MONTE CASEROS. Hubo un tiempo en que ir al cine era mucho más que ver una película. Era una salida esperada, un encuentro con amigos, una cita familiar y una tradición que marcaba el ritmo de la vida social de la ciudad. Así lo refleja el escritor Miguel Silva en un emotivo homenaje dedicado a los históricos cines Ideal y San Martín, dos espacios que dejaron una huella imborrable en la memoria de generaciones de casereños.
Las funciones en el Cine Ideal, ubicado en la esquina de El Maestro y 2 de Febrero, y en el Cine San Martín, sobre Alvear al 1600, formaban parte de un verdadero ritual. Elegir la ropa para la ocasión, caminar hasta el centro, encontrarse con conocidos y compartir la emoción de cada estreno eran parte de una experiencia que trascendía la proyección de una película.
Los recuerdos también evocan las matinés, el característico olor de la sala, el sonido de los envoltorios de golosinas, los chicles Bazooka y Adams, las pastillas Renomé y los tradicionales panchos del intervalo.

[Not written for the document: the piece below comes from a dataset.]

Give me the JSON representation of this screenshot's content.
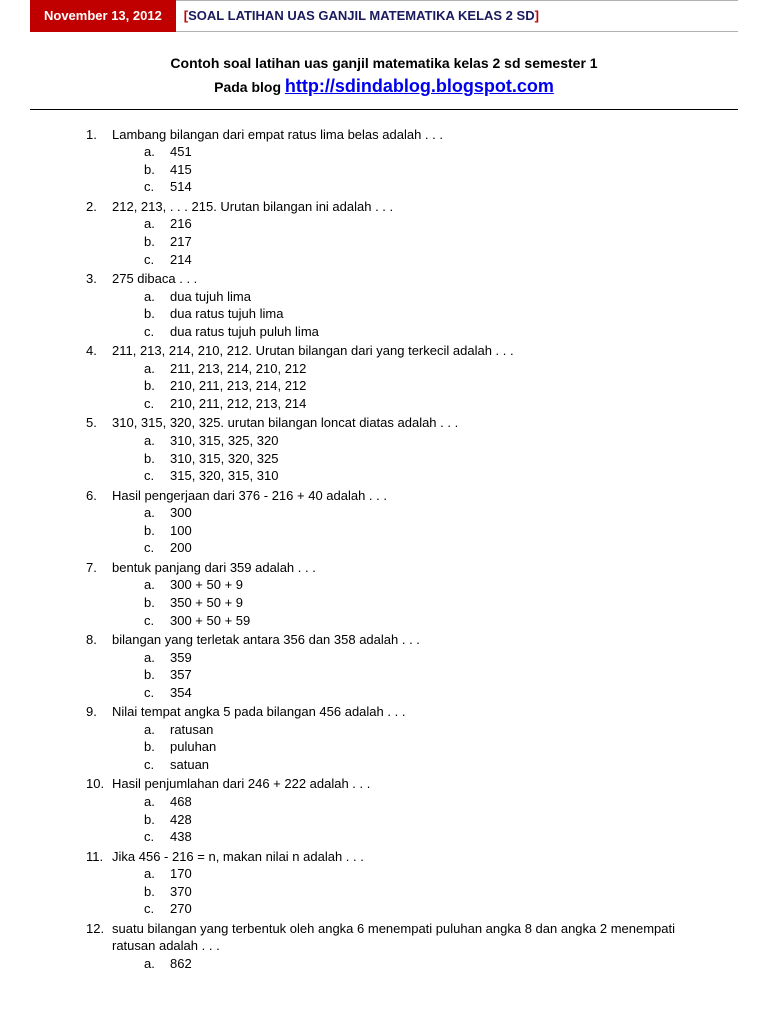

Cada detalle contribuía a una experiencia que hoy permanece intacta en la memoria colectiva.
Con el cierre de ambas salas, Monte Caseros no solo perdió dos edificios emblemáticos, sino también un importante espacio de encuentro, cultura y convivencia. La desaparición de estos cines significó el fin de una etapa en la que las risas, los aplausos, los silencios compartidos y la magia del cine unían a toda una comunidad.
A pesar del paso del tiempo y de la llegada de nuevas formas de entretenimiento, el recuerdo de aquellos cines sigue vivo en las historias familiares, en las conversaciones cotidianas y en la nostalgia de quienes disfrutaron de esa época.
El texto de Miguel Silva invita a valorar la importancia que tuvieron el Cine Ideal y el Cine San Martín en la identidad cultural de Monte Caseros, recordando que, más allá de las películas, fueron escenarios donde nacieron amistades, romances, sueños y recuerdos que aún perduran.